Theses and Dissertations Collection

Nitrogen fertilization is a common soil amendment; however little is known about how surface and belowground wood decomposition are affected by N amendments. We analyzed data from a field study in Norrliden, Sweden where the mass loss of trembling aspen (Populus tremuloides Michx.) and loblolly pine (Pinus taeda L.) wood stakes was recorded for three years. Wood stakes were placed horizontally on the surface of the organic horizon and at the interface between the mineral and organic horizons and inserted vertically into the mineral soil in plots treated with different amounts of ammonium nitrate fertilizer (no nitrogen (control), 60 kg ha-1 (N1), 120 kg ha-1(N2)). Fungi colonizing the wood stakes were also analyzed. Mass loss was greater in the mineral soil for aspen and pine stakes compared to surface stakes and N treatment only affected stakes placed on the surface. Nitrogen treatment did not affect fungal richness, but it did affect fungal community composition.
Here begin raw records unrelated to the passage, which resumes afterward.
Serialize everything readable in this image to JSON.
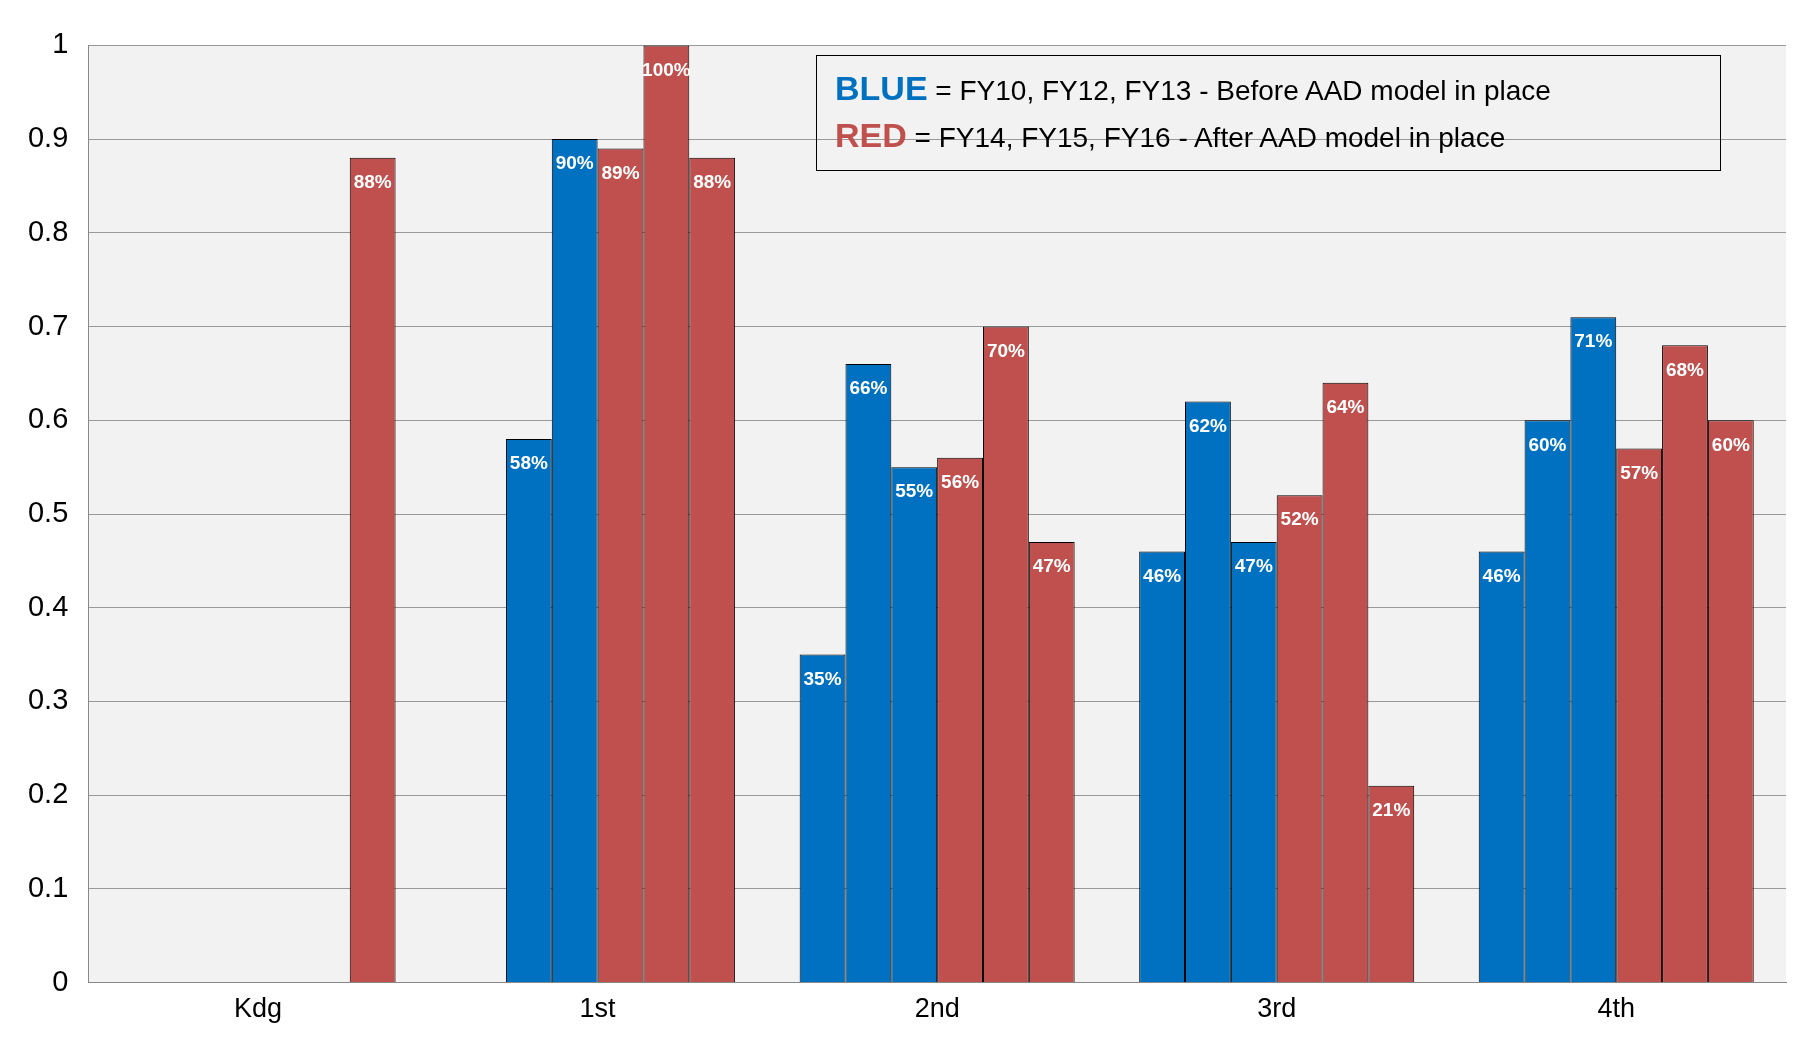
{
  "chart_data": {
    "type": "bar",
    "categories": [
      "Kdg",
      "1st",
      "2nd",
      "3rd",
      "4th"
    ],
    "series": [
      {
        "color": "#0070c0",
        "values": [
          null,
          null,
          0.35,
          0.46,
          0.46
        ],
        "value_labels": [
          null,
          null,
          "35%",
          "46%",
          "46%"
        ]
      },
      {
        "color": "#0070c0",
        "values": [
          null,
          0.58,
          0.66,
          0.62,
          0.6
        ],
        "value_labels": [
          null,
          "58%",
          "66%",
          "62%",
          "60%"
        ]
      },
      {
        "color": "#0070c0",
        "values": [
          null,
          0.9,
          0.55,
          0.47,
          0.71
        ],
        "value_labels": [
          null,
          "90%",
          "55%",
          "47%",
          "71%"
        ]
      },
      {
        "color": "#c0504d",
        "values": [
          null,
          0.89,
          0.56,
          0.52,
          0.57
        ],
        "value_labels": [
          null,
          "89%",
          "56%",
          "52%",
          "57%"
        ]
      },
      {
        "color": "#c0504d",
        "values": [
          null,
          1,
          0.7,
          0.64,
          0.68
        ],
        "value_labels": [
          null,
          "100%",
          "70%",
          "64%",
          "68%"
        ]
      },
      {
        "color": "#c0504d",
        "values": [
          0.88,
          0.88,
          0.47,
          0.21,
          0.6
        ],
        "value_labels": [
          "88%",
          "88%",
          "47%",
          "21%",
          "60%"
        ]
      }
    ],
    "ylim": [
      0,
      1
    ],
    "yticks": [
      0,
      0.1,
      0.2,
      0.3,
      0.4,
      0.5,
      0.6,
      0.7,
      0.8,
      0.9,
      1
    ],
    "grid": "y",
    "legend": false,
    "annotations": [
      "BLUE = FY10, FY12, FY13 - Before AAD model  in place",
      "RED = FY14, FY15, FY16 - After AAD model  in place"
    ]
  }
}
Overall, N treatment had minimal effect on coarse woody debris (CWD) decomposition and CWD decomposition appeared to be driven more by microclimatic conditions of the soil as related to soil depth. Microbial communities are important drivers of decomposition and the ability to link community structure to function will strengthen our understanding of their role in C and nutrient cycling. We used microcosms to study how seven different microbial communities sourced from areas with different vegetative cover decomposed the same litter by recording mass loss, respiration, and total volatile organic compound (VOC) production weekly for 12 weeks. We sampled microbial community composition at four time periods during the 12-week study. Mass loss was more related to fungal community as a whole while respiration and total VOCs were more related to the fungal class Sorardiomycetes. Microbial communities remained compositionally distinct throughout the study and were related to differences in decomposition, respiration, and total VOC production, suggesting that microbial communities are not functionally redundant. Because of the differences observed in total VOCs and community composition, we propose that microbial community structure could be studied via VOC production.